One of the oldest and most traditional stories come Christmas time is The Nutcracker. Every festive season families head to the ballet to witness the dance of the sugar plum fairies and see Christmas toys coming to life. Or if you were a movie connoisseur such as my younger self, you watched the animated movie adaptation of the story – Barbie in The Nutcracker – on repeat every year without fail.
For those poor souls who may not be familiar with the 2000s movie classic that is Barbie in The Nutcracker, it is an immensely enjoyable adaptation of The Nutcracker and the Mouse King – a story originally published in 1816 by Prussian author E. T. A. Hoffmann. The film follows a girl called Clara whose favourite toy, a nutcracker, comes to life one Christmas Eve.
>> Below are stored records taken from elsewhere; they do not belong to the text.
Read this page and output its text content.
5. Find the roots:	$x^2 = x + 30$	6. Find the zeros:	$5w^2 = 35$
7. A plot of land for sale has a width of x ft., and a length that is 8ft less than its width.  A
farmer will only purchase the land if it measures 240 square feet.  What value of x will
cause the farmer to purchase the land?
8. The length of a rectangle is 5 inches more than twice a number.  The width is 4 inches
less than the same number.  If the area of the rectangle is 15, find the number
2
Pretty simple premise, right? Well, hold on, folks, because it turns out that the Nutcracker is actually a prince. And upon seeing the wooden hero fighting a squadron of mice by accident, Clara is shrunk down to toy size too. The now tiny girl, desperate to escape this strange situation, must help her animated toy find the Sugar Plum fairy in order to defeat the one baddie who stole his kingdom and put a curse on her in the first place – the Mouse King.
In terms of movie villains, The Mouse King always stuck out in my mind as eerie. With his cruel and tyrannical attitude, he was easily intimidating to any child who watched him embark on his relentless power trips via their small screens. And funnily enough, even after revisiting this film with my older and more cynical eyes, I still found him as an antagonist to be incredibly effective and just downright nasty.
So I did what any movie fan with too much time on their hands would do. I tried to figure out why this children’s character made me (a horror movie fanatic) so goddam nervous. At first, I thought that this gut feeling of fear that the Mouse King evokes might be due to the fact that the cartoon character was voiced by none other than Tim Curry (you know, the original Pennywise, from the IT horror series in the ’90s).
But after doing some digging into my discomfort with the character, I discovered that The Mouse King’s symbolism and origin are rooted in some deep and truly disturbing lore – which goes above and beyond Curry’s acting talents. Although the Mouse King in the Barbie movie and often in the ballet versions of The Nutcracker is a typical royal rodent, in the novel, the character is depicted as having seven heads and was a reference to the real-life phenomenon known as Rat Kings.
A Rat King, in real life, is the term given to a collection of rats whose tails tangle and bond together in some way. Meaning that the rodents are essentially stuck together and must move as one. Pretty horrific, right? The term the Rat King, was said to have originated in Germany, and over the years, the collection of rats has had plenty of meanings and lore attached to their very existence.
For some, a Rat King is considered a bad omen, a bringer of the plague. And in mythology, the Rat King was a symbol of an evil-natured monarch whose demands to sit high atop a throne of lower rats led to a legacy of tangled and broken subjects that literally embodied the twistedness of his rule.
Luckily, Rat Kings in real life are considered extremely rare, and their existence to occur without fraudulent methods is often debated by professionals due to the limited evidence of the phenomenon occurring naturally without human interference. However, a live case of a Rat King was uncovered in Estonia as recently as 2021, so yeah, Clara and her Nutcracker’s woes weren’t as based in fiction as we may have liked them to be.
The Mouse King is basically the perfect example of a tyrannical ruler, and let’s be honest, is a template for a nightmare-inducing horror character too. With such a prominent villain, who is not only a criticism of the nasty nature of power but also monstrous in appearance, it is easy to see why The Nutcracker has stood the test of time. The Mouse King and his impact as a Christmas movie antagonist never goes out of spooky style.
That being said, although some ballet shows of the story do refer to multiple heads, I think it is time for a proper scary movie for kids with the tangled rodent as the main star. I don’t know about you, but I think the world is ready for a remake of Barbie in the Nutcracker, with the Rat King featured in his full seven-headed and disturbing glory.